I would welcome the opportunity to discuss how my experience aligns with [Institution/District]'s needs.

[Your Name]

Frequently asked questions

What is the difference between a Director of Educational Technology and a Chief Information Officer in education?
A CIO or Director of IT focuses on the institution's technology infrastructure — networks, servers, cybersecurity, device management, and enterprise systems. An educational technology director focuses specifically on technology that supports teaching and learning: learning management systems, assessment tools, classroom technology, and educator capacity to use these tools effectively. In many institutions the functions are separated; in smaller ones they may be combined in a single role.

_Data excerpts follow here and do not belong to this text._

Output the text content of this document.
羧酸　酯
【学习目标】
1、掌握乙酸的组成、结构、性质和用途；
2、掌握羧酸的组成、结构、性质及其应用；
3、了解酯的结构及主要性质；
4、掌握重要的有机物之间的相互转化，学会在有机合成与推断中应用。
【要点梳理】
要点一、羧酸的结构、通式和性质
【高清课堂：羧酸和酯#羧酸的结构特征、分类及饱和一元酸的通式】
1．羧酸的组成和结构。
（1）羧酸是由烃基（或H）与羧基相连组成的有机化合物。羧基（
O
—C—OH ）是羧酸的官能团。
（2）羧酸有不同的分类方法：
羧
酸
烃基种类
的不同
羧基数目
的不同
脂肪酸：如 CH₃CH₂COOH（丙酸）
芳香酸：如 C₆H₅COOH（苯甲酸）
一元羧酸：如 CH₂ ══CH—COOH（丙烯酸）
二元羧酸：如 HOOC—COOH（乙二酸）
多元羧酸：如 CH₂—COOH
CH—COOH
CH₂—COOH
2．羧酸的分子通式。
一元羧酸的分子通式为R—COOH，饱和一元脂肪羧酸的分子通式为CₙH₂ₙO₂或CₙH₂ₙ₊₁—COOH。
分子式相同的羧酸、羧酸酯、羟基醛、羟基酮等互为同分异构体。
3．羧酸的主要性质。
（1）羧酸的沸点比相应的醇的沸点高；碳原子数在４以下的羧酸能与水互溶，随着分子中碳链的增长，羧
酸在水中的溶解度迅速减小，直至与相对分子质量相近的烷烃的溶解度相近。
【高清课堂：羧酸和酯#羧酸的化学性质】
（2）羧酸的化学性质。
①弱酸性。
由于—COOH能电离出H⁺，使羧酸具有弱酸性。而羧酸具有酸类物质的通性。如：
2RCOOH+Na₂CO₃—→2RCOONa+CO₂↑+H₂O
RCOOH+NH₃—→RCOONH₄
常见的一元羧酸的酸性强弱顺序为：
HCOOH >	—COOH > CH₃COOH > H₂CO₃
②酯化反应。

What credentials are typically required?
A master's degree in educational technology, instructional design, curriculum and instruction, or educational leadership is standard. Some positions accept a master's in a related field combined with substantial practical experience. ISTE (International Society for Technology in Education) certification is the field's most recognized credential and signals current professional engagement. For K-12 roles, state educator certification or administrator licensure may be required depending on the state.
How is AI changing this role specifically?

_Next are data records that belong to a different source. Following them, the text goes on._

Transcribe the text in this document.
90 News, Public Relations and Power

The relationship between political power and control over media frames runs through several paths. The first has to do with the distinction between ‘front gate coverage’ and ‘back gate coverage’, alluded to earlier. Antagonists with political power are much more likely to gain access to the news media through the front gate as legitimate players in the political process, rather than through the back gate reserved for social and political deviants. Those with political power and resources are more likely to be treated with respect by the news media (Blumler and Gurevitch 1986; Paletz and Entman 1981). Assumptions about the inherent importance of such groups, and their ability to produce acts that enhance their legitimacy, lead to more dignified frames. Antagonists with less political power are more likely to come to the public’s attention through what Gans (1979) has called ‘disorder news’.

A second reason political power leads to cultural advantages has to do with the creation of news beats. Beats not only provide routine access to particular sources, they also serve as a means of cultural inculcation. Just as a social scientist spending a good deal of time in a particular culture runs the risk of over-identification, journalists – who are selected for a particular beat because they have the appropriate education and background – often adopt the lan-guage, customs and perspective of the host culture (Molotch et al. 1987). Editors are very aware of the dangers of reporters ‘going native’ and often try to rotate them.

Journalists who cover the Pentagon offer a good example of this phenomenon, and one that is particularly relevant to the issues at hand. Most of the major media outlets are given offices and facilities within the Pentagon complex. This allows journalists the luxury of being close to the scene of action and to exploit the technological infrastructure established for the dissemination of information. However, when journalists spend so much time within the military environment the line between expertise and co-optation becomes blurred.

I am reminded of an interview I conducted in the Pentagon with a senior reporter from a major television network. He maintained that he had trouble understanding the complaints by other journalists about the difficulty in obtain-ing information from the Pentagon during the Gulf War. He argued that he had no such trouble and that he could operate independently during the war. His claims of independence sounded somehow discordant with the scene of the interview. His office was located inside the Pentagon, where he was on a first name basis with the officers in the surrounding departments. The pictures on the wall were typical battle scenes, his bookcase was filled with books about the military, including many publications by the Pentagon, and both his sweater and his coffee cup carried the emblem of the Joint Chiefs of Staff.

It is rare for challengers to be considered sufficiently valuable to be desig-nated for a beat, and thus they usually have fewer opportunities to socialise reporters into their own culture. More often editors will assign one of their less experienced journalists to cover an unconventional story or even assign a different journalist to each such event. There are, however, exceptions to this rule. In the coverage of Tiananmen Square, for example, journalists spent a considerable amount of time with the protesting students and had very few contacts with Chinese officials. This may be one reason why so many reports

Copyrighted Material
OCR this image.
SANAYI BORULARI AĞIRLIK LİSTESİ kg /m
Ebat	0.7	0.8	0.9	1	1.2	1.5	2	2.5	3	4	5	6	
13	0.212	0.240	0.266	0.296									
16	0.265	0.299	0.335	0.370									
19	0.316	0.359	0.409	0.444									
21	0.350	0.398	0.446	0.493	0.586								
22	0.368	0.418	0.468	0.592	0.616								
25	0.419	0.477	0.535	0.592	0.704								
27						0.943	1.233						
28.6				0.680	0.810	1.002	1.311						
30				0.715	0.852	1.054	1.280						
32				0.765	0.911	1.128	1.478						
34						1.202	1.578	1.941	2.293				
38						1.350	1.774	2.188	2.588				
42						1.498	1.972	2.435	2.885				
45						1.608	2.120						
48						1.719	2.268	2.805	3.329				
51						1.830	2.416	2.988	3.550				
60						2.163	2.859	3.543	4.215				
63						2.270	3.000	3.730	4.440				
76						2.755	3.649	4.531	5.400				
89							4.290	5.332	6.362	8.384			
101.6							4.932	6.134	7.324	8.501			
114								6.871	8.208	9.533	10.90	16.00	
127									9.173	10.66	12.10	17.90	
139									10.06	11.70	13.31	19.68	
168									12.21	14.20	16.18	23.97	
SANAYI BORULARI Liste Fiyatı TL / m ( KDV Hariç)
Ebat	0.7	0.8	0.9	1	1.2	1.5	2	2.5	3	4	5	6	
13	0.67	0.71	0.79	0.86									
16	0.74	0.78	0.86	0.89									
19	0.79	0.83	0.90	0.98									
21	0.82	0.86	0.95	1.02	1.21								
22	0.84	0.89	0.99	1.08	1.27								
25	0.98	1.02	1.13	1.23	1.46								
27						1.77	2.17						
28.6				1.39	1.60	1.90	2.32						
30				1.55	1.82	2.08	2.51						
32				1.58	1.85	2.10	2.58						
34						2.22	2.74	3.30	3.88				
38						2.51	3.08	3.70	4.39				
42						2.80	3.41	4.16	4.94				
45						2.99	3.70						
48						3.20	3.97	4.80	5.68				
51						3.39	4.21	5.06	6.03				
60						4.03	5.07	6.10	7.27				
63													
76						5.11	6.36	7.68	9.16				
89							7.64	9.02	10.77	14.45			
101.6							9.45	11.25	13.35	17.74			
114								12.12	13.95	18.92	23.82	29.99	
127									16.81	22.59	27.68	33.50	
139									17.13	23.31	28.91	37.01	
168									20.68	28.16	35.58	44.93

This is the central question facing directors of educational technology right now. AI tutoring tools, writing assistants, and content generation platforms are proliferating faster than most institutions' policy frameworks can accommodate. Directors are being asked to evaluate which AI tools are educationally sound versus counterproductive, develop guidelines for student and faculty use, manage vendor claims that often outpace evidence, and help educators think through how to design learning experiences that remain meaningful when AI can complete many traditional assignments. It's the most consequential technology decision-making challenge the field has faced.
What is COPPA and why does it matter for educational technology?
The Children's Online Privacy Protection Act (COPPA) restricts the collection of personal data from children under 13 without parental consent. For educational technology directors, COPPA compliance means carefully vetting vendor data collection practices before deploying any tool with students under 13. Most states have also passed student data privacy laws with requirements that go beyond federal minimums. Directors who are not managing vendor agreements and data use policies against these standards are creating real legal risk for their institutions.
How do educational technology directors handle teachers who resist technology adoption?
The most common mistake is framing the problem as a technology deficiency — teachers who resist aren't necessarily behind; they may have valid questions about whether a given tool is worth the disruption to established practice. Directors who start by understanding what teachers are trying to accomplish instructionally, then show how specific tools can make that more effective, have more success than those who push tools first. Choice within a framework, peer modeling, and protected time for experimentation also reduce resistance significantly.